Mira. Ven y toca mi pecho,
es aquí donde el tiempo mece a la vida; aunque yo me vuelva estéril
y la fatalidad orgánica proceda a transmutarme.
viernes, 31 de enero de 2014
Las premisas
Cuando lo oyó, le pareció el típico trabajo de escuela.“Escribe las premisas indispensables para regir tu vida”. Había entrado en Primero de Bachillerato. La clase era numerosa, algunos se conocían, otros eran nuevos en el centro y en su azoramiento se notaba ese nerviosismo que otorga la novedad. No tuvo que pensar mucho. "Una vida es una vida", se dijo sin más. El bolígrafo de tinta azul se deslizaba con rapidez sobre el folio en blanco que le había entregado el profesor. Predominaba la sencillez y la claridad en cada proposición, el sentido común, acciones y sentimientos deseables para uno mismo. Se cuidó muy bien de dejar para el final la transcripción de la más importante; en esa sí que dudó unos segundos antes de empezar a redactar en palabras una especie de sentir numinoso que impregnaba sus forma de ser. No era entonces una premisa, era la conclusión, la única condición que daba un orden a su vida. Ladeó la cabeza, se recogió un mechón de pelo castaño detrás de la oreja, y mientras que con una letra ondulada y pequeña marcaba con fuerza el papel, repitió como una letanía: “Haz lo que tengas que hacer lo mejor que puedas. Muévete en las aguas turbias de la duda pero actúa limpiamente con decisión. Si no, no lo hagas, incluido soñar, sueña a lo grande, con plenitud, pero recuerda que los sueños, sueños son, no los desees.

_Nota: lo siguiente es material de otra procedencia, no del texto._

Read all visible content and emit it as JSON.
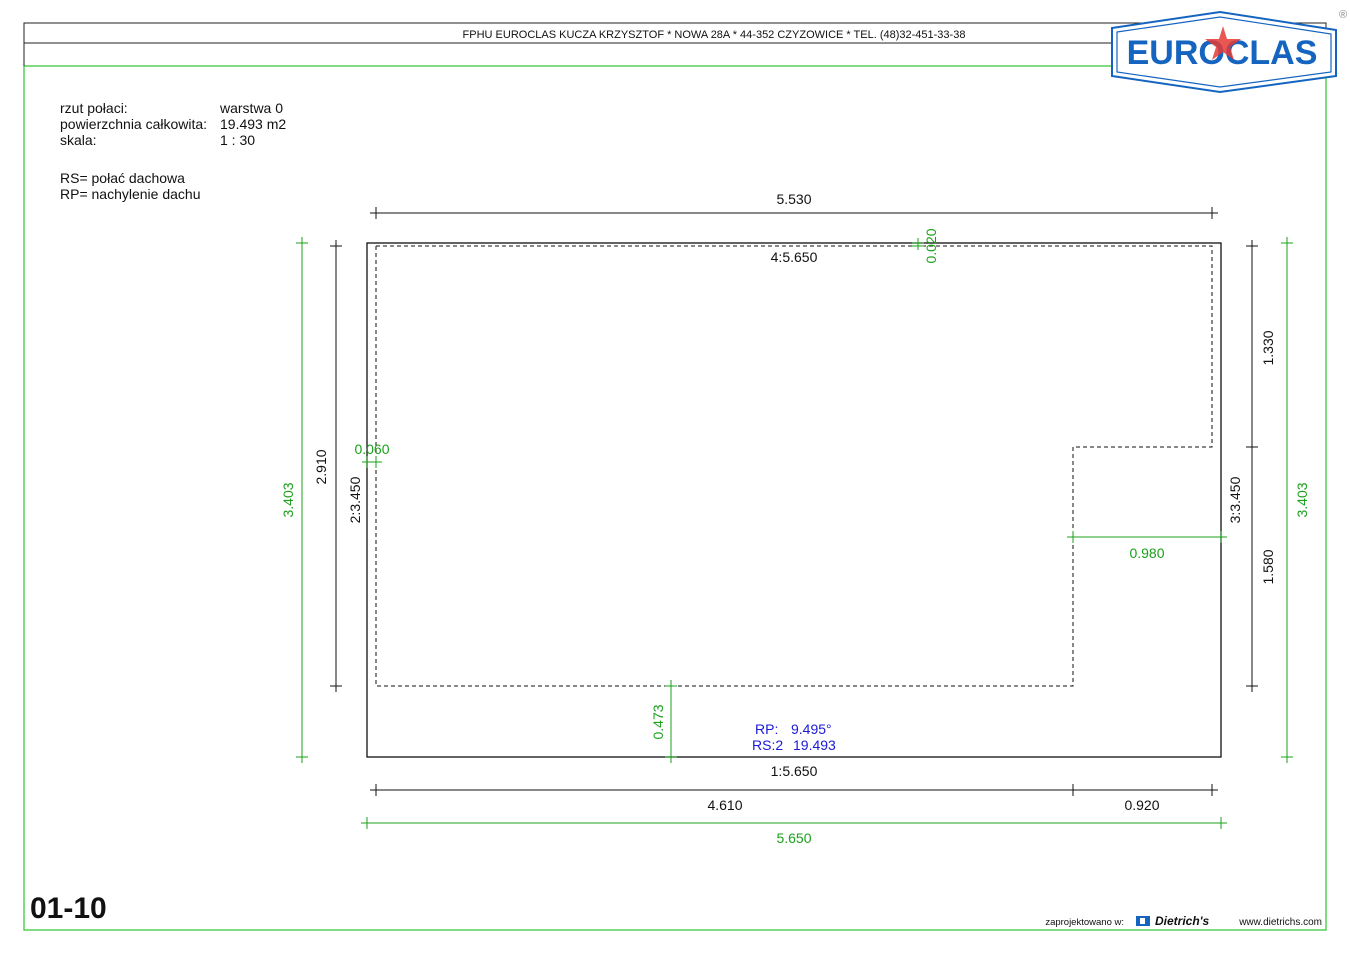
{
  "header": {
    "company_line": "FPHU EUROCLAS KUCZA KRZYSZTOF * NOWA 28A * 44-352 CZYZOWICE * TEL. (48)32-451-33-38",
    "logo_text": "EUROCLAS",
    "registered_mark": "®"
  },
  "info": {
    "rzut_label": "rzut połaci:",
    "rzut_value": "warstwa 0",
    "area_label": "powierzchnia całkowita:",
    "area_value": "19.493 m2",
    "scale_label": "skala:",
    "scale_value": "1 : 30",
    "legend_rs": "RS= połać dachowa",
    "legend_rp": "RP= nachylenie dachu"
  },
  "dimensions": {
    "top_width": "5.530",
    "top_edge": "4:5.650",
    "top_offset": "0.020",
    "left_outer": "3.403",
    "left_inner": "2.910",
    "left_edge": "2:3.450",
    "left_offset": "0.060",
    "right_upper": "1.330",
    "right_lower": "1.580",
    "right_edge": "3:3.450",
    "right_outer": "3.403",
    "notch_width": "0.980",
    "bottom_offset": "0.473",
    "bottom_edge": "1:5.650",
    "bottom_left_segment": "4.610",
    "bottom_right_segment": "0.920",
    "bottom_total": "5.650"
  },
  "panel": {
    "rp_label": "RP:",
    "rp_value": "9.495°",
    "rs_label": "RS:2",
    "rs_value": "19.493"
  },
  "footer": {
    "sheet_number": "01-10",
    "designed_in": "zaprojektowano w:",
    "software_name": "Dietrich's",
    "website": "www.dietrichs.com"
  },
  "colors": {
    "dimension_green": "#1aa01a",
    "label_blue": "#1a1ad6",
    "logo_blue": "#1565c0",
    "logo_red": "#e53935"
  }
}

Desear sueños es meter una hoguera en las entrañas que ni las dudas podrán sofocar...”. Dejó de escribir un momento y levantó la cabeza para ver los rostros de sus compañeros, en algunos ya pudo reconocer el típico semblante mustio pero altivo que talla la comodidad de refugiarse en los deseos, rostros de aquellos que siempre están a la espera de que otro se los cumpla. Volvió a concentrarse en el papel y se dijo para sí, “...recuérdalo bien, pon ambición en lo que hagas pero jamás ambiciones tus deseos”. Y cuando entusiasmada terminó de escribirlo, sintió unas tremendas ganas de llorar.